Analyzing a personal financial plan usually uncovers some financial planning gaps. These weaknesses in a financial plan can range from being under-insured to overspending relative to savings and investments.
The most challenging part of the financial planning process, is not identifying gaps, but making the life changes necessary to fix them. This is due to the fact that many of our budgets are rather fragile; meaning we do not have enough cushion to recover from a significant financial setback. There are three main parts to closing financial planning gaps: determining financial planning needs, adjusting budget to increase cash flow and using addition cash flow to strengthen the financial plan.
Determining Financial Planning Needs
Determining financial planning needs is only a matter of assessing your current financial situation and finding the strengths and weaknesses within it. Personally, I evaluate a financial plan based on its ability to get a client from where they are today to where they want to be while protecting assets from risks.
So review your current financial plan and determine if you can accomplish your goals and objectives while maintaining your current path. If its not realistically feasible that you can accomplish your goals, you should focus on fixing what you can.
Adjust Budget to Accommodate New Expenses
Once the financial planning gaps have been discovered, its time to determine how we can fund these needs. Normally, closing financial planning gaps involves the requirement to save and invest more money, purchase more insurance and one time expenses such as drafting a will for estate planning purposes.
The difficulty comes when determining where this additional cash is going to come from. In light of the fact that it is usually easier to control our expenses than our income, finding the cash needed to fund these goals is usually a matter of reducing current discretionary spending. Finding expenses to cut is a matter of creating a new budget and sticking to it.
Close Financial Planning Gaps
Once the new budget has been implemented, assuming it was needed to increase cash flow, its time to start closing the financial planning gaps. In this last step you will have to find the products and services needed to reduce the weaknesses in your financial plan.

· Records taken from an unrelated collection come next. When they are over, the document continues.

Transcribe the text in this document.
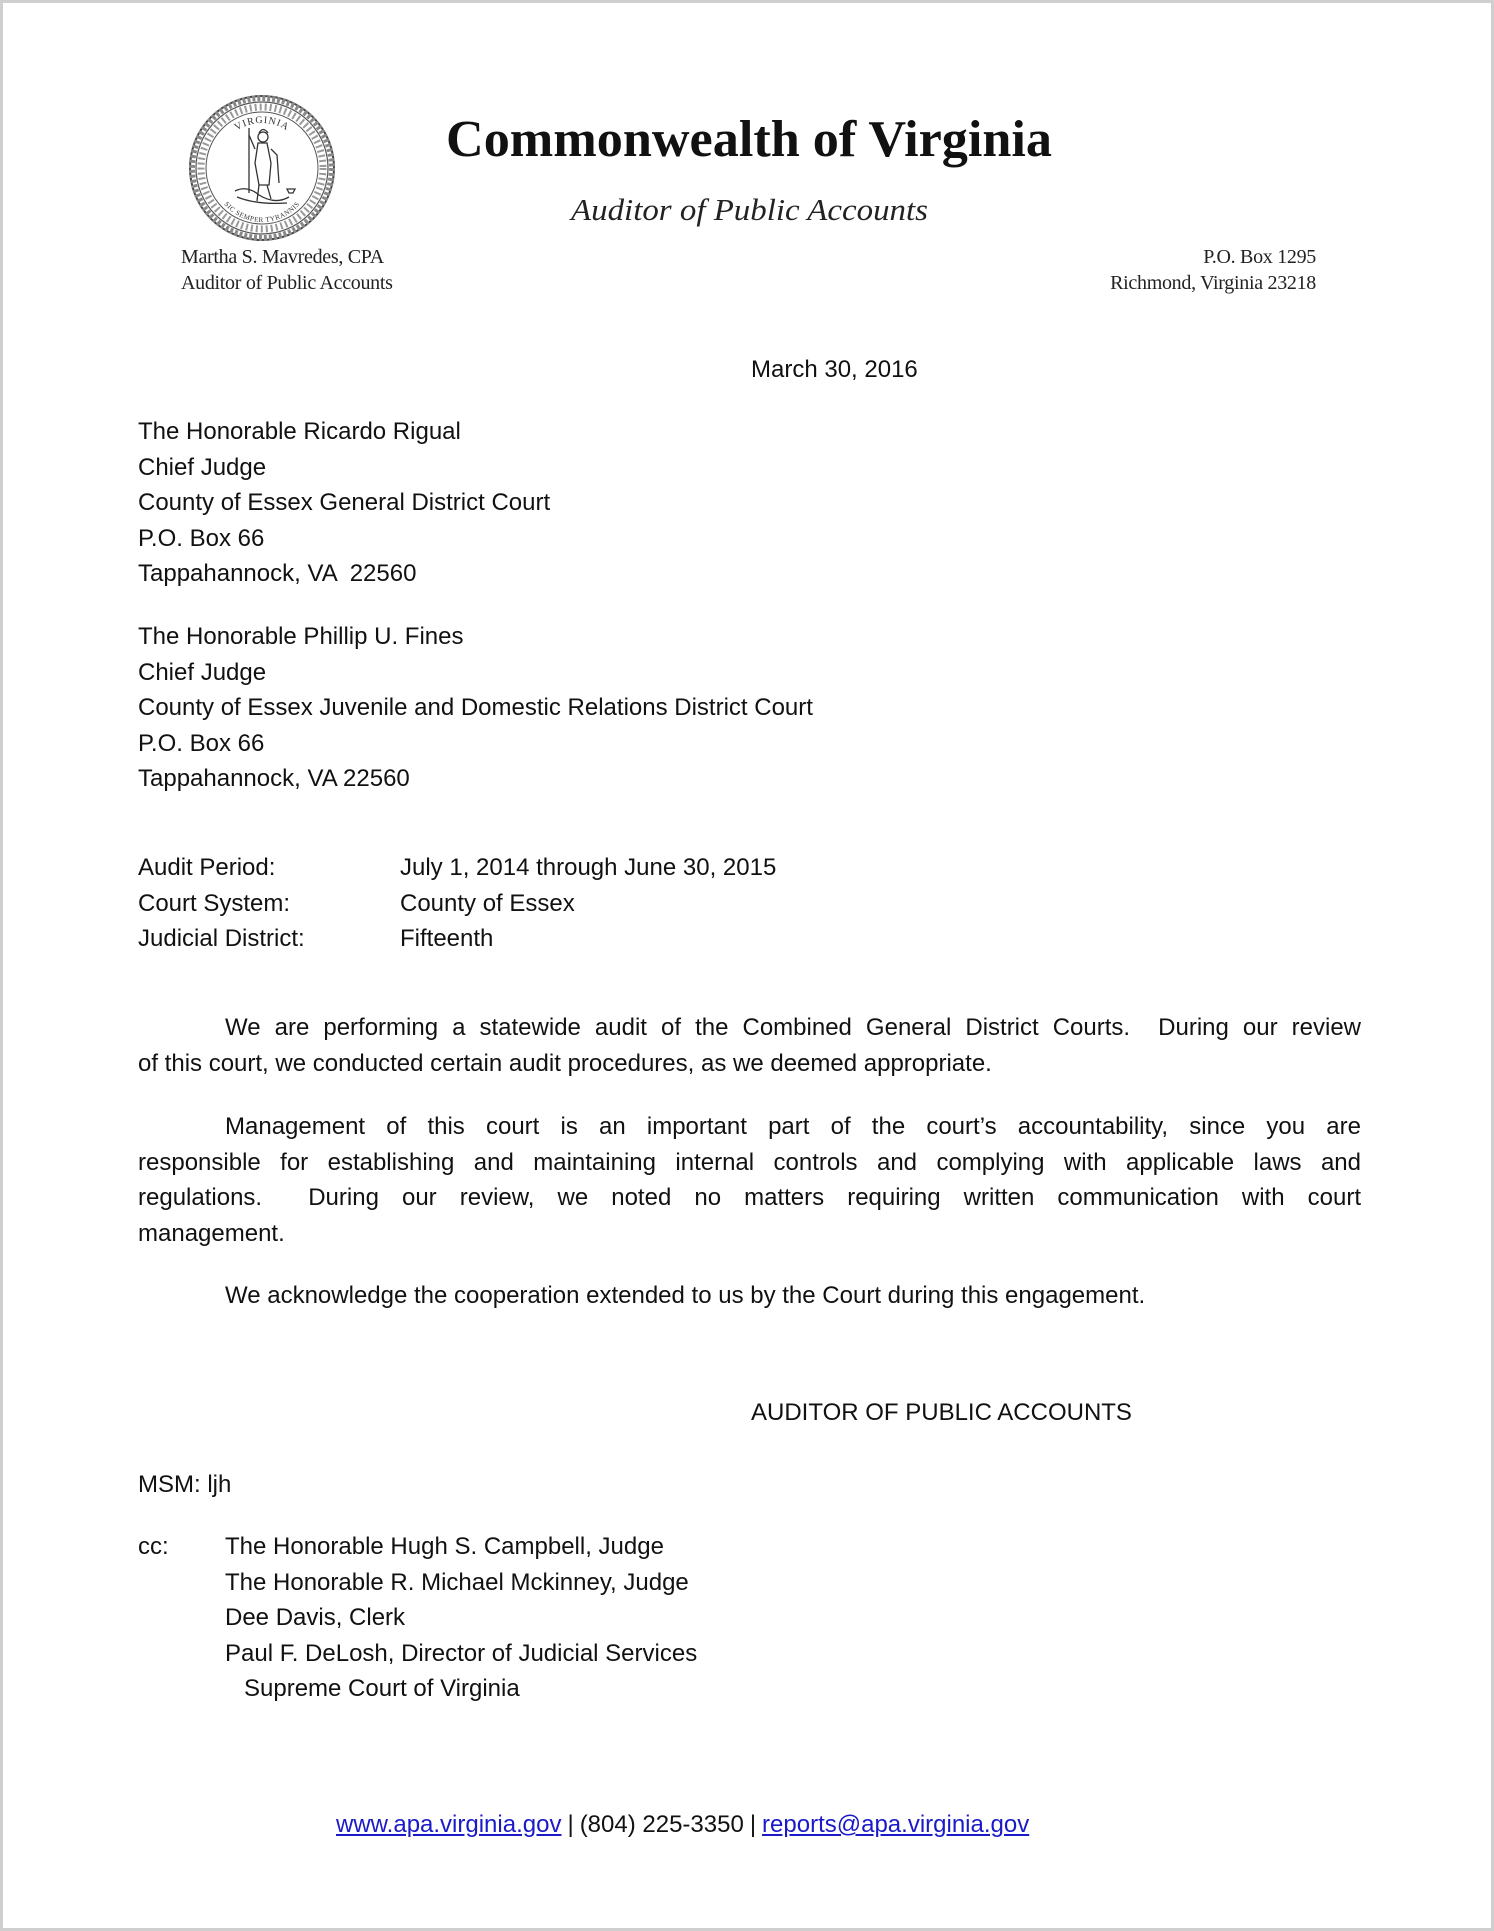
VIRGINIA
SIC SEMPER TYRANNIS
Commonwealth of Virginia
Auditor of Public Accounts
Martha S. Mavredes, CPA
Auditor of Public Accounts
P.O. Box 1295
Richmond, Virginia 23218
March 30, 2016
The Honorable Ricardo Rigual
Chief Judge
County of Essex General District Court
P.O. Box 66
Tappahannock, VA  22560
The Honorable Phillip U. Fines
Chief Judge
County of Essex Juvenile and Domestic Relations District Court
P.O. Box 66
Tappahannock, VA 22560
Audit Period:	July 1, 2014 through June 30, 2015
Court System:	County of Essex
Judicial District:	Fifteenth
We are performing a statewide audit of the Combined General District Courts.  During our review
of this court, we conducted certain audit procedures, as we deemed appropriate.
Management of this court is an important part of the court’s accountability, since you are
responsible for establishing and maintaining internal controls and complying with applicable laws and
regulations.  During our review, we noted no matters requiring written communication with court
management.
We acknowledge the cooperation extended to us by the Court during this engagement.
AUDITOR OF PUBLIC ACCOUNTS
MSM: ljh
cc:	The Honorable Hugh S. Campbell, Judge
The Honorable R. Michael Mckinney, Judge
Dee Davis, Clerk
Paul F. DeLosh, Director of Judicial Services
Supreme Court of Virginia
www.apa.virginia.gov | (804) 225-3350 | reports@apa.virginia.gov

In example you may need to determine which investments is best for your additional retirement contributions, what type of account to stash your additional savings or emergency fund. In addition you may need to find a good Estate Planner of Certified Public Accountant to work with. You may only have the opportunity to strengthen a few areas of your plan. So accomplish as much as you can as a little can go a long way.
Finding the cash to close financial planning gaps is not an easy task. Chances are you will have to make some sacrifices or trade offs in order to fully fund your financial planning needs. However, making the decision to strengthen your financial plan now, rather than later, is an sound investment in your future.